International Recognition and Enforcement of Arbitral Awards

The most commercially valued aspect of international arbitration is the enforceability of awards [54], more so than recognition [55], hence why parties opt out of a state system into an international system where an award debtor’s assets may be used to make an award debt whole. The New York Convention (“NYC”) is considered by many to be one of the most important and effective pieces of international legislation in existence in commercial law [56] and its structure comprising a general wide ranging global application [57] subject to narrowing provisions requiring reciprocity of participating Convention states [58] and a widely interpreted commercial element [59]. The contrast with foreign country court judgments is striking under which there is no international system [60] of recognition and enforcement [61]. The ICC, described as the “archetype of a transnational institution” [62], was instrumental in the evolution of treaties leading to the NYC and then the ICC’s body of rules and administration centered on it further emphasizing the embodiment of internationalism in international commercial arbitration.

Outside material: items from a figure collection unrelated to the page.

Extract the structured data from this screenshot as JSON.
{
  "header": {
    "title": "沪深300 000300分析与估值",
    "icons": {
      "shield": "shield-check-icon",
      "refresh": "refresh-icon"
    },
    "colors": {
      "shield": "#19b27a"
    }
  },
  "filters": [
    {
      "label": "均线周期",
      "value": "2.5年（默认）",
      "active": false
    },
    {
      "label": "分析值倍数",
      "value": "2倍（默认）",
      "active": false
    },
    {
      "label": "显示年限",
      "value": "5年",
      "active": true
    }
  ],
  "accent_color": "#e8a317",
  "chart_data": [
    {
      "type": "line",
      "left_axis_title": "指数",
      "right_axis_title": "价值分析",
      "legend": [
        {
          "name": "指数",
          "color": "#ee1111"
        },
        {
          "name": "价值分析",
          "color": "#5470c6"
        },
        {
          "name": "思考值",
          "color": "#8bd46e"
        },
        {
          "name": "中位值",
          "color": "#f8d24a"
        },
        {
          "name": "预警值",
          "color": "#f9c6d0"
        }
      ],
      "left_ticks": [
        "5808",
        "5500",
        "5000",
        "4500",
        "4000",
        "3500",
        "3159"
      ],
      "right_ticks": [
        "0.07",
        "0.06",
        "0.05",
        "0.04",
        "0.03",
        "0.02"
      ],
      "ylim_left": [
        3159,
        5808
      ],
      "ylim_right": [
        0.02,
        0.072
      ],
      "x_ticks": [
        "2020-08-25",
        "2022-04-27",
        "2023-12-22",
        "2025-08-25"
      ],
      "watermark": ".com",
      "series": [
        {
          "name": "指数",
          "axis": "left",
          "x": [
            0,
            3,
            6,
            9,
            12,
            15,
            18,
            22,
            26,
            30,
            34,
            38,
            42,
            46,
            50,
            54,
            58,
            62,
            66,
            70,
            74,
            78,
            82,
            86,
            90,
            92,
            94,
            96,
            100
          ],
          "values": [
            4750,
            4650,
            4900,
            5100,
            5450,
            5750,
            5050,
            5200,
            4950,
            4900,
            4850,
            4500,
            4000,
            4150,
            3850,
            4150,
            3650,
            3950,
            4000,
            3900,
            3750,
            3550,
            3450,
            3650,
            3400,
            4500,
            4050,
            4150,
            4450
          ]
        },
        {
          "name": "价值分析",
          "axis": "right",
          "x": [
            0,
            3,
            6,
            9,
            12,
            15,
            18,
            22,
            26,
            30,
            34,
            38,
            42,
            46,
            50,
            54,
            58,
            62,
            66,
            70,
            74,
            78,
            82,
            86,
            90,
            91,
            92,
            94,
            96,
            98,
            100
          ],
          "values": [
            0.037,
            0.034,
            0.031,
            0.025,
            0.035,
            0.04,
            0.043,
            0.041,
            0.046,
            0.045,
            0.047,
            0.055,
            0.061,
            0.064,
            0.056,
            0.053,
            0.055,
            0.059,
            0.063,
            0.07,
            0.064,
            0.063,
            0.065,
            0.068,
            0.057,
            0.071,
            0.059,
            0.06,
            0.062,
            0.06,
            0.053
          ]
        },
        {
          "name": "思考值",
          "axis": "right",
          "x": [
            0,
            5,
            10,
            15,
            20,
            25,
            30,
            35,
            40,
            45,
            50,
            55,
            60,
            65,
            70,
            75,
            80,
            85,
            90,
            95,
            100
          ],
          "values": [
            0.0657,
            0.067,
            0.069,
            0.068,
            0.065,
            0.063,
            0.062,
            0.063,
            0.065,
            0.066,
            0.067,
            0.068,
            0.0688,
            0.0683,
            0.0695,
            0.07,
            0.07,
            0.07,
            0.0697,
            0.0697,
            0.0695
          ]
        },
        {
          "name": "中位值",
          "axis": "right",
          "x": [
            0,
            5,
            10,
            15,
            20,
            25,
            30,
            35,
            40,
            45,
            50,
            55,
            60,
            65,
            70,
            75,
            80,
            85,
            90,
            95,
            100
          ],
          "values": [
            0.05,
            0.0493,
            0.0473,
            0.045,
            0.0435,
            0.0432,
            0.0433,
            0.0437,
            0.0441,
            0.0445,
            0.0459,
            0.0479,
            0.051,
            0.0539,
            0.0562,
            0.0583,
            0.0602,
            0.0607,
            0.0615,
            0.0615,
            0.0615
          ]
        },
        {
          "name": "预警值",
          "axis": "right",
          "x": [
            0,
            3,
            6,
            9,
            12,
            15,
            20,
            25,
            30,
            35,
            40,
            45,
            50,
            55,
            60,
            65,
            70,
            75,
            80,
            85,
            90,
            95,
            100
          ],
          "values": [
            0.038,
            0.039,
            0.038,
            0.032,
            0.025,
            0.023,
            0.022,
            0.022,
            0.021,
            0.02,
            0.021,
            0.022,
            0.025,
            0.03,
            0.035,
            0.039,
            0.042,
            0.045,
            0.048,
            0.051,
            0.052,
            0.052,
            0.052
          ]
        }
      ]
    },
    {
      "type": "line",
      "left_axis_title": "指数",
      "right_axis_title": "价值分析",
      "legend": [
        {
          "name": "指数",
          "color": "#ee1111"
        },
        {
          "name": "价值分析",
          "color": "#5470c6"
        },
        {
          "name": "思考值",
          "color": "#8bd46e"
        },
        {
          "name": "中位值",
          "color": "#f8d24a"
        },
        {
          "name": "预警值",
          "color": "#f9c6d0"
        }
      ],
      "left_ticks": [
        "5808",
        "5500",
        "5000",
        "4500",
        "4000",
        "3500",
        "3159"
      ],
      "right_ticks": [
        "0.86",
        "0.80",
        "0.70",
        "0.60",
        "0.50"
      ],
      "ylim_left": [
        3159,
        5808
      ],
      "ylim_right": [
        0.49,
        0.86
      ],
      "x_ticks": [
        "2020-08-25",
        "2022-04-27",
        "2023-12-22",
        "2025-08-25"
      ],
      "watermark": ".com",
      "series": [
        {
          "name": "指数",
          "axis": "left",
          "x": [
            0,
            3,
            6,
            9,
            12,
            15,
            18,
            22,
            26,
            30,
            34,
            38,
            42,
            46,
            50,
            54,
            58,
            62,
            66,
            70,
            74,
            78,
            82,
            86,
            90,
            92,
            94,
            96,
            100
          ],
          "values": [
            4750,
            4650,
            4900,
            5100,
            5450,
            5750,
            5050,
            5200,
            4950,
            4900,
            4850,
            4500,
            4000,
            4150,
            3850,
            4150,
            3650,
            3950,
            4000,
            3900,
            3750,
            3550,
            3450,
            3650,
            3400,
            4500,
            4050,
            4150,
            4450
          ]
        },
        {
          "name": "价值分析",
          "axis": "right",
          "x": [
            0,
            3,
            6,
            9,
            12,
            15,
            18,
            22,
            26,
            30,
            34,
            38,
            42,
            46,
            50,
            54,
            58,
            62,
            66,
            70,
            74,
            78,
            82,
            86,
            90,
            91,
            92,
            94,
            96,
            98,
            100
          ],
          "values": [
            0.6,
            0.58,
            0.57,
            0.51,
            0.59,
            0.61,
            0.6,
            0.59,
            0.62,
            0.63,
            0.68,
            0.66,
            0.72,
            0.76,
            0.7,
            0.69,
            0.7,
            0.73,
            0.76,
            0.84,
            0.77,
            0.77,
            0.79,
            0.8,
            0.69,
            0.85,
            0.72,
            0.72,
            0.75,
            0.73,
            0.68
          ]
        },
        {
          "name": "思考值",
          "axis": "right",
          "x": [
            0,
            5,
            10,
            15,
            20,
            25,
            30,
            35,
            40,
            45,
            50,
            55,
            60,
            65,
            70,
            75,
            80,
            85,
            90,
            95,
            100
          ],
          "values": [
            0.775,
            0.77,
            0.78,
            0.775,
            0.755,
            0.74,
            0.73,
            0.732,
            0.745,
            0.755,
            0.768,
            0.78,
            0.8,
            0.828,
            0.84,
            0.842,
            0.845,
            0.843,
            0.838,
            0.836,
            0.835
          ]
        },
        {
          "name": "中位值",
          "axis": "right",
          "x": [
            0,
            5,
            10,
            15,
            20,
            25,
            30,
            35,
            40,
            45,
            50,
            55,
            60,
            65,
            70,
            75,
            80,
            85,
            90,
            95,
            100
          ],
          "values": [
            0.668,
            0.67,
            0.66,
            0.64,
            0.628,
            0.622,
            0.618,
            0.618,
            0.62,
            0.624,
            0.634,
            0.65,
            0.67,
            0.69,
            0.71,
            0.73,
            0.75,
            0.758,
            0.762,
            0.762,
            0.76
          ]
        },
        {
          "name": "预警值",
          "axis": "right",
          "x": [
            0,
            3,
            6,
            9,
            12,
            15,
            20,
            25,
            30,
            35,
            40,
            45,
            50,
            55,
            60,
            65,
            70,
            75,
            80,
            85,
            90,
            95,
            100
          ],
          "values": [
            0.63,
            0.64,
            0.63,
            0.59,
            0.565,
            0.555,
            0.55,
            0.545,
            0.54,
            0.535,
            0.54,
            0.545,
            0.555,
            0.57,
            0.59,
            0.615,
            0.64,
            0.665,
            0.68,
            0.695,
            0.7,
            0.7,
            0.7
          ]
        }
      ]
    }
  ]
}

The NYC and Model Law are further structured so that the opportunities to set aside an award are internationally limited to the seat where the award was rendered or a specifically provided for procedural law [63], whereas the opportunities for enforcement are restricted only to Convention states thus increasing the international scope of enforcement and reducing international scope of annulment.

National Interpretation and Application of Public Policy over International Matters

However, the public policy exceptions in Art V(2)(b) and UNCITRAL Model Law 34(2)(b)(ii) for setting aside limited to application at the seat or under the selected procedural law, and 36(1)(b)(ii) for potential denial of recognition of enforcement in any state by the competent authority where such is sought, leaves a wide gap for national application of an often widely and inconsistently defined ‘public policy’ exception sometimes widened to include opaque notions of natural justice and so-called ‘repugnancy’ [64].

The autonomously selected international arbitral process may be reconstituted under these grounds to parochial foundations, which may be contrary to the original wishes and choices of the parties. However, many commentators in varying degrees of strength point to the justification that states agreed to the NYC and adopted UNCITRAL Model Law with one of the conditions being that such an exception would remain [65]. The French and U.S. courts have notably attacked this concept by refusing to recognize an annulment they deem to be invalid in their jurisdiction [66].

Such cases have led to a debate as to whether or not the prism of public policy should be a national view of public policy, a national view of international public policy, or an objective view of international public policy mandatorily applied to states, and the appropriateness and viability of a potential international public order to be adopted by states which could also create uncertainty if implemented poorly [67]. Depending on approach to this and other issues, different states are more international in the field of arbitration than others, developing “pro-“or “not-so friendly” reputations [68].


International Arbitration is a unique golden thread of strong international character running through a tapestry of interwoven public and private transnational and national laws. Each element of international arbitration described above, has a different scope of internationalism and in some aspects such as public policy, national may cast a shadow over the international. The parties, when choosing international arbitration, may not be fully aware of the limitations on the international nature of the beast, but nevertheless, as many aspects of international law continue to evolve, arbitration naturally evolves alongside in a more progressively international manner.